Although it lacks a turbocharger, that 870kg kerb weight pays dividends in terms of performance. The 1.2-litre four-cylinder engine is smoothly responsive, and it allows the driver to let revs drop, and then pull cleanly from the bottom end of the tachometer. Or a driver can simply enjoy excellent performance when pedalled.
The dainty, light-action manual shift is no hardship, and the upshot of all this engineering work is on-test urban-only fuel consumption of 6.3L/100km, versus 8.5L/100km for its turbocharged rival.
Indeed, only beyond urban confines does the Polo Urban make up ground in terms of both performance, consumption and refinement.
Volkswagen’s 1.2-litre turbo makes 160Nm of torque from 1400rpm until 3500rpm, before 66kW of power is delivered between 4400rpm and 5400rpm. On freeway hills and small gradients alike, the manual can comfortably stay purring along in fifth gear. More than that, speed can be added from 80km/h on a hill in fifth, such is its torque.
Suzuki’s 1.2-litre turbo needs 4400rpm showing on the tachometer to produce 120Nm, which is more critical when cruising than the 66kW of power it makes at 6000rpm. The engine can’t accept fifth gear at 80km/h on slight hills, and going back to fourth results in less performance but more noise than the Polo delivers in fifth.
Where the Swift also betrays its light weight is in terms of wind and road noise. While plenty of whistle and roar is generally accepted in the light car class, the ‘mini-Golf’ doesn’t tolerate the same level of intrusion. It’s quiet, by comparison.
The Urban is also more silken and plush in terms of its ride quality, yet it’s also softer and fluffier in its steering, and permits its body to flounder around over speed bumps or ragged country roads in a way the newer GL does not.
While the Volkswagen is stable and enjoyable, the Suzuki is rewardingly keen and genuine fun, managing to feel tighter – with a firmer but still comfortable edge – and all the while being more dynamic through bends.
That said, the Polo narrowed the fuel consumption gap with the Swift to 6.0L/100km versus 5.3L/100km after some outer-urban run; although even then it’s the only vehicle here with a requirement for pricier premium unleaded fuel.
TMR VERDICT | Which Car Wins The Hatch Match-Up
Rare is the occasion when a model receives such a high score this late in its lifecycle. The Polo Urban isn’t perfect – its steering and body control could be tighter, and it lacks the autonomous emergency braking (AEB) of its Skoda Fabia cousin.
However, for $16,990 driveaway it simply delivers the engine response and smoothness, suspension comfort and refinement, and several niceties expected only in larger and pricier contenders. In recognising its age, Volkswagen has dragged down its entry-level pricetag while raising equipment, and it deserves a win here.

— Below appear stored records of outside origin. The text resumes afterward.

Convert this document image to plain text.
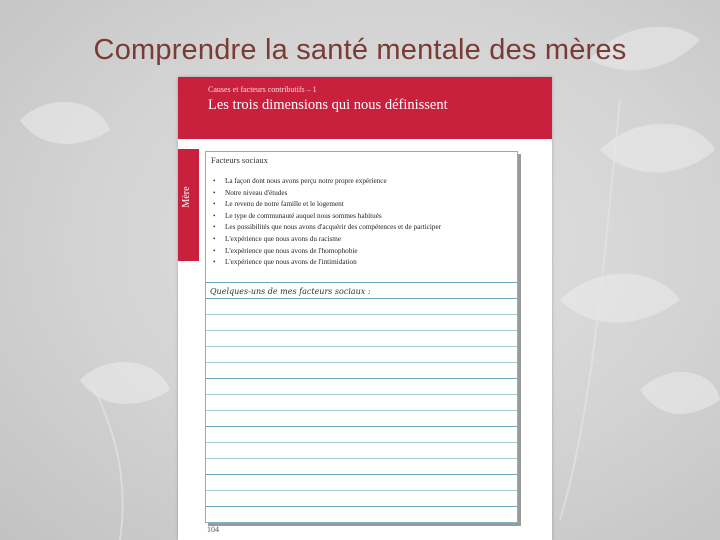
Comprendre la santé mentale des mères
Causes et facteurs contributifs – 1
Les trois dimensions qui nous définissent
Mère
Facteurs sociaux
• La façon dont nous avons perçu notre propre expérience
• Notre niveau d'études
• Le revenu de notre famille et le logement
• Le type de communauté auquel nous sommes habitués
• Les possibilités que nous avons d'acquérir des compétences et de participer
• L'expérience que nous avons du racisme
• L'expérience que nous avons de l'homophobie
• L'expérience que nous avons de l'intimidation
Quelques-uns de mes facteurs sociaux :
104
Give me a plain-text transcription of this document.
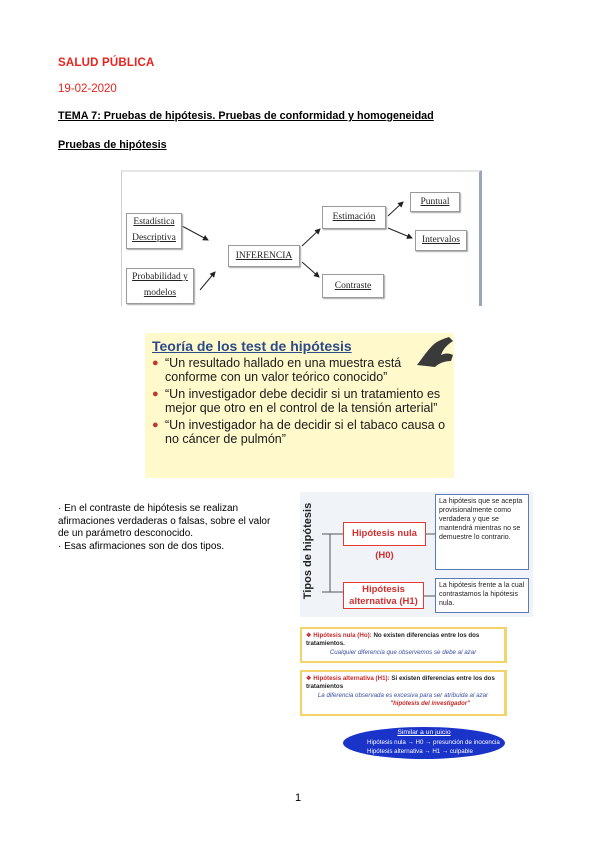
SALUD PÚBLICA
19-02-2020
TEMA 7: Pruebas de hipótesis. Pruebas de conformidad y homogeneidad
Pruebas de hipótesis
Estadística
Descriptiva
Probabilidad y
modelos
INFERENCIA
Estimación
Contraste
Puntual
Intervalos
Teoría de los test de hipótesis
● “Un resultado hallado en una muestra está conforme con un valor teórico conocido”
● “Un investigador debe decidir si un tratamiento es mejor que otro en el control de la tensión arterial”
● “Un investigador ha de decidir si el tabaco causa o no cáncer de pulmón”
· En el contraste de hipótesis se realizan afirmaciones verdaderas o falsas, sobre el valor de un parámetro desconocido.
· Esas afirmaciones son de dos tipos.	Tipos de hipótesis	Hipótesis nula (H0)
Hipótesis
alternativa (H1)
La hipótesis que se acepta provisionalmente como verdadera y que se mantendrá mientras no se demuestre lo contrario.
La hipótesis frente a la cual contrastamos la hipótesis nula.
❖ Hipótesis nula (Ho): No existen diferencias entre los dos tratamientos.
Cualquier diferencia que observemos se debe al azar
❖ Hipótesis alternativa (H1): Si existen diferencias entre los dos tratamientos
La diferencia observada es excesiva para ser atribuida al azar
"hipótesis del investigador"
Similar a un juicio
Hipótesis nula → H0 → presunción de inocencia
Hipótesis alternativa → H1 → culpable
1
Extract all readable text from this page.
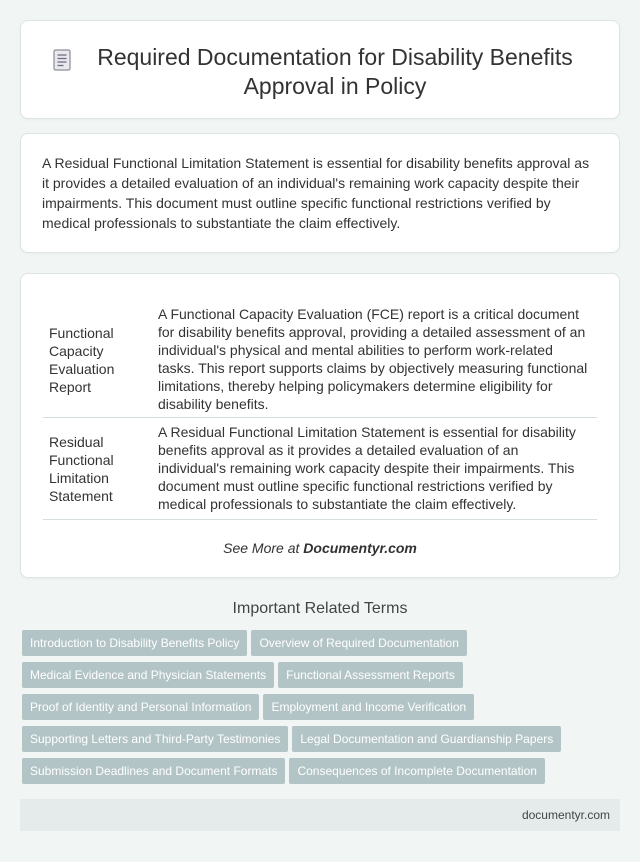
Required Documentation for Disability Benefits Approval in Policy

A Residual Functional Limitation Statement is essential for disability benefits approval as it provides a detailed evaluation of an individual's remaining work capacity despite their impairments. This document must outline specific functional restrictions verified by medical professionals to substantiate the claim effectively.

Functional Capacity Evaluation Report	A Functional Capacity Evaluation (FCE) report is a critical document for disability benefits approval, providing a detailed assessment of an individual's physical and mental abilities to perform work-related tasks. This report supports claims by objectively measuring functional limitations, thereby helping policymakers determine eligibility for disability benefits.
Residual Functional Limitation Statement	A Residual Functional Limitation Statement is essential for disability benefits approval as it provides a detailed evaluation of an individual's remaining work capacity despite their impairments. This document must outline specific functional restrictions verified by medical professionals to substantiate the claim effectively.
See More at Documentyr.com
Important Related Terms
Introduction to Disability Benefits Policy Overview of Required Documentation
Medical Evidence and Physician Statements Functional Assessment Reports
Proof of Identity and Personal Information Employment and Income Verification
Supporting Letters and Third-Party Testimonies Legal Documentation and Guardianship Papers
Submission Deadlines and Document Formats Consequences of Incomplete Documentation
documentyr.com
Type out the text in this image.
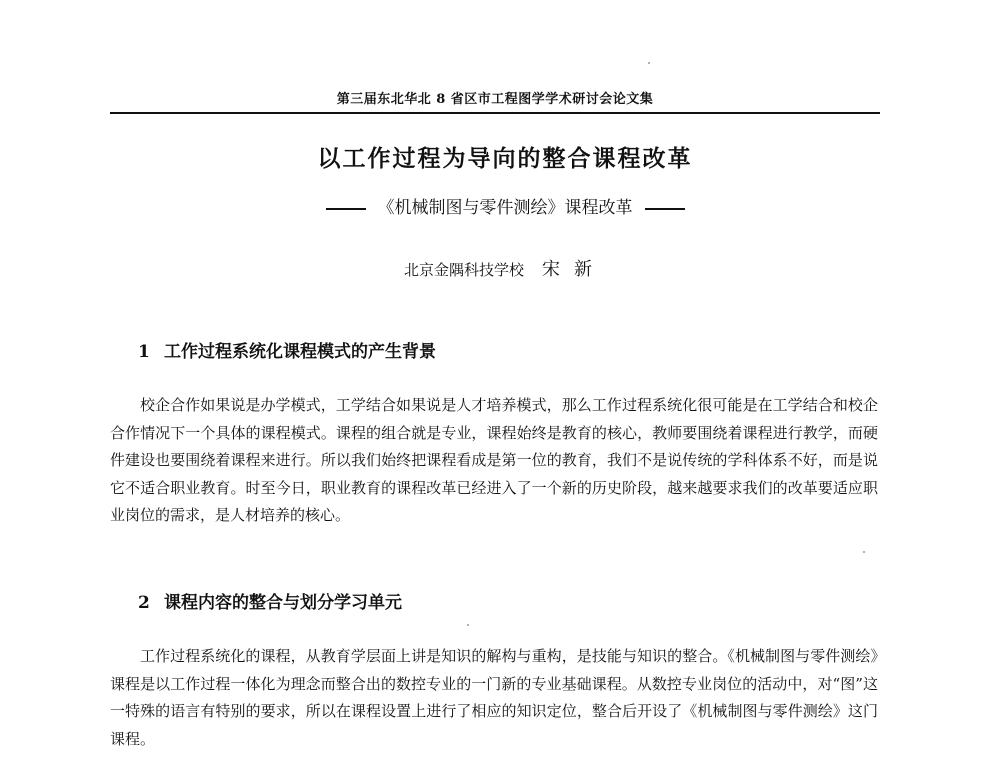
第三届东北华北 8 省区市工程图学学术研讨会论文集
以工作过程为导向的整合课程改革
《机械制图与零件测绘》课程改革
北京金隅科技学校 宋新
1 工作过程系统化课程模式的产生背景
校企合作如果说是办学模式，工学结合如果说是人才培养模式，那么工作过程系统化很可能是在工学结合和校企合作情况下一个具体的课程模式。课程的组合就是专业，课程始终是教育的核心，教师要围绕着课程进行教学，而硬件建设也要围绕着课程来进行。所以我们始终把课程看成是第一位的教育，我们不是说传统的学科体系不好，而是说它不适合职业教育。时至今日，职业教育的课程改革已经进入了一个新的历史阶段，越来越要求我们的改革要适应职业岗位的需求，是人材培养的核心。
2 课程内容的整合与划分学习单元
工作过程系统化的课程，从教育学层面上讲是知识的解构与重构，是技能与知识的整合。《机械制图与零件测绘》课程是以工作过程一体化为理念而整合出的数控专业的一门新的专业基础课程。从数控专业岗位的活动中，对“图”这一特殊的语言有特别的要求，所以在课程设置上进行了相应的知识定位，整合后开设了《机械制图与零件测绘》这门课程。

The Swift GL remains the pick for both a keen driver and a buyer enthusiastic about environmental performance and reducing fuel costs, and in the latter case particularly around town where the lead of this non-turbo contender is most obvious.
In many ways the Suzuki is the more charming offering, but the Japanese brand is shortchanging buyers who want a manual transmission by denying them a decent equipment level. Teamed with less torque, a cheaper cabin, and louder road noise, and this funky contender stops short of being the fantastic new entrant it otherwise is.